What could I do with five pounds of bacon, though? It finally occurred to me that it might be useful as a flavoring in soup. As I looked into this, the proportions weren’t so favorable. The most bacon you could reasonably add to soup would be one strip of bacon in a bowl of soup, or probably less. It would take three years to use up all the bacon I had by eating it in soup. I might have to find another use for bacon along the way.
But soup would get me started. I devised a recipe loosely based on a traditional Pennsylvania recipe for ham and bean soup. I still had to learn to cook bacon. In this, I was in luck — cooking bacon doesn’t require skill so much as a skillet and tongs, and I had those. I opened one frozen package and pulled out the first 6.4 ounces of bacon. After a few minutes of frying and an hour of slow cooking, I had two liters of soup.
It was a culinary success. The smoke and fat of the bacon added a depth of flavor to the soup. Diluted, the bacon flavor made sense. It tasted good enough to eat. There was still a problem, though. After I ate two bowls of soup, I was more hungry than I had been before I started eating. Was bacon one of those trick foods, like diet soda, that make you more hungry the more you consume? Apparently it is, I decided, after noting the same effect on eating the third bowl of soup two days later. If bacon made me hungry, so that I would tend to overeat for the rest of the day, that would make it harder to eat bacon in soup or in any other form. I did not want to gain weight. Perhaps instead of three years, it might take me five years to go through five pounds of bacon.
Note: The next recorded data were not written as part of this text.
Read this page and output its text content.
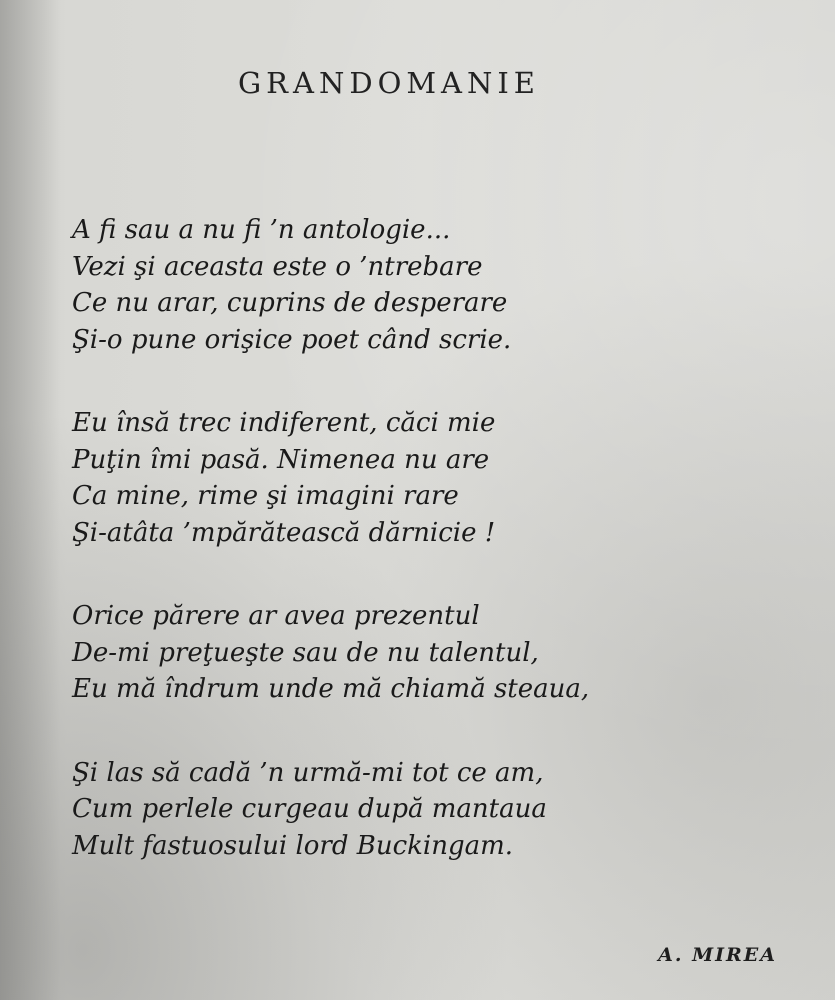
GRANDOMANIE
A fi sau a nu fi ’n antologie...
Vezi şi aceasta este o ’ntrebare
Ce nu arar, cuprins de desperare
Şi-o pune orişice poet când scrie.
Eu însă trec indiferent, căci mie
Puţin îmi pasă. Nimenea nu are
Ca mine, rime şi imagini rare
Şi-atâta ’mpărătească dărnicie !
Orice părere ar avea prezentul
De-mi preţueşte sau de nu talentul,
Eu mă îndrum unde mă chiamă steaua,
Şi las să cadă ’n urmă-mi tot ce am,
Cum perlele curgeau după mantaua
Mult fastuosului lord Buckingam.
A. MIREA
No doubt someone knows an answer for this, but it was not for me to find it. Recall that I don’t really like bacon. I was only trying to make something of the bacon because it had fallen into my hands. It is a situation I might never face again, so there was no consequence for failing to solve for it.
Lots of material possessions are like this. It seems like a good idea at first, and you try to make something of it, but there is one obstacle after another. It turns into a project. You already have too many projects. Eventually you have to throw up your hands and admit failure.
The solution to the bacon was staring right at me. Everything would be easier if I could cook with a different ingredient, something other than bacon. A garbage truck would be picking up the trash the next morning. All I had to do was get the bacon from the freezer to the garbage can, then get the garbage can to the street. There was plenty of room in the garbage can, so while I was at it, I threw away most of the other processed food in the freezer.
A funny thing happened. Underneath the bacon, pork, pierogies, egg rolls, and duck sauce, I found food that was more valuable. Donuts. Walnut pieces. Italian rolls. Burritos. It was nothing exciting, but it was food I could eat without having to make an elaborate plan. It was food I had forgotten I had because the problem food was on top of it.
Again, this is the way it usually happens. Clutter takes your attention away from the possessions you would actually want to use. Throw the clutter away, and in a practical sense, your material wealth increases. When I decided to throw the bacon away, I upgraded my freezer from a no-win food project to a cache of food almost ready to eat. It is so much simpler that way.